Check this out!

This is exactly what I’m trying to build. Would be willing to pay for someone to show or help me build it. Want to understand how and expand on it. Thanks.

2 Likes

This is something for intermediate to advanced level. Those pieces are independent static meshes or skeletal meshes. They were combined in an actor class to form an object you see in the video. Later they will integrate the action with the widget/UI so that when a button is pressed it applies the action to the object.

But what about the fingers-like animation part? Well, pretty simple. Either you can animate it in Control Rig or you can use the baked animation. Epic Games has pointed out in the UE5 demonstration video how you can combine static meshes and represent them as one skeletal mesh to easily animate them as one object. The same concept can be applied here.
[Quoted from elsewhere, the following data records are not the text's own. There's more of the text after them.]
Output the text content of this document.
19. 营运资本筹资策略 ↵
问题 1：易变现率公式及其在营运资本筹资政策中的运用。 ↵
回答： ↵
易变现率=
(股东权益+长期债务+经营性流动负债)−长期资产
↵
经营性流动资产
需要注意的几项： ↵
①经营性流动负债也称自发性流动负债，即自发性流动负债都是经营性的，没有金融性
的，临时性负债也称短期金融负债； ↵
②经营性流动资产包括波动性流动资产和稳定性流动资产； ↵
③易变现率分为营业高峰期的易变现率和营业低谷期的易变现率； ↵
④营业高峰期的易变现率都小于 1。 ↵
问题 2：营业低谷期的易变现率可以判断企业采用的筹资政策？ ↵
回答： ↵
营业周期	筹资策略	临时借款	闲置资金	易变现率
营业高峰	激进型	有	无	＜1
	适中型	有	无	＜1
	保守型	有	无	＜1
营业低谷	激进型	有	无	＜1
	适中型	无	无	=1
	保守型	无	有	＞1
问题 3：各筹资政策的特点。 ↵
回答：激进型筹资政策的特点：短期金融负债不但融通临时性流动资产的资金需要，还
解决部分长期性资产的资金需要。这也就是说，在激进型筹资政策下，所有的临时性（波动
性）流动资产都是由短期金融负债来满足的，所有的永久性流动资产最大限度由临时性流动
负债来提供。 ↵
What about the mesh dispart? Well, this one you can use either basic transformation technique, sequencer or control rig (again). The logic should be constant as the meshes seem to be in lerp to the same place.

the “explode” view of parts disassembling mid air I’d do in this case by making a partition tree in 2D or 3D where each partition (hardware part) takes up its minimal 3D space (recursing sub parts) + desired air space which are all animatable as tranforms. Keeps the data neatly organized and controllable.

In essence that is probably the only complex part, then you program the spectator type camera (It reminds me of Blender3D btw).

In reality these things take a few days to make and a few more to perfect. It’s 95% programming and since it’s a demo type it depends on your audience how you implement it (complexity, UX, are they engineers / physical product buyers / gamers / designers) and test it.

I’m starting out simple. Allow the user to rotate the mesh around in any direction. This is based on another post I found. This works fine but only if I have the camera inside the blueprint. Not sure if that matters. What I’m trying to figure out now is how can I add a curve to the rotation so when the user lets go of it, the cube slowly comes to a stop. Right now, it just stops immediately.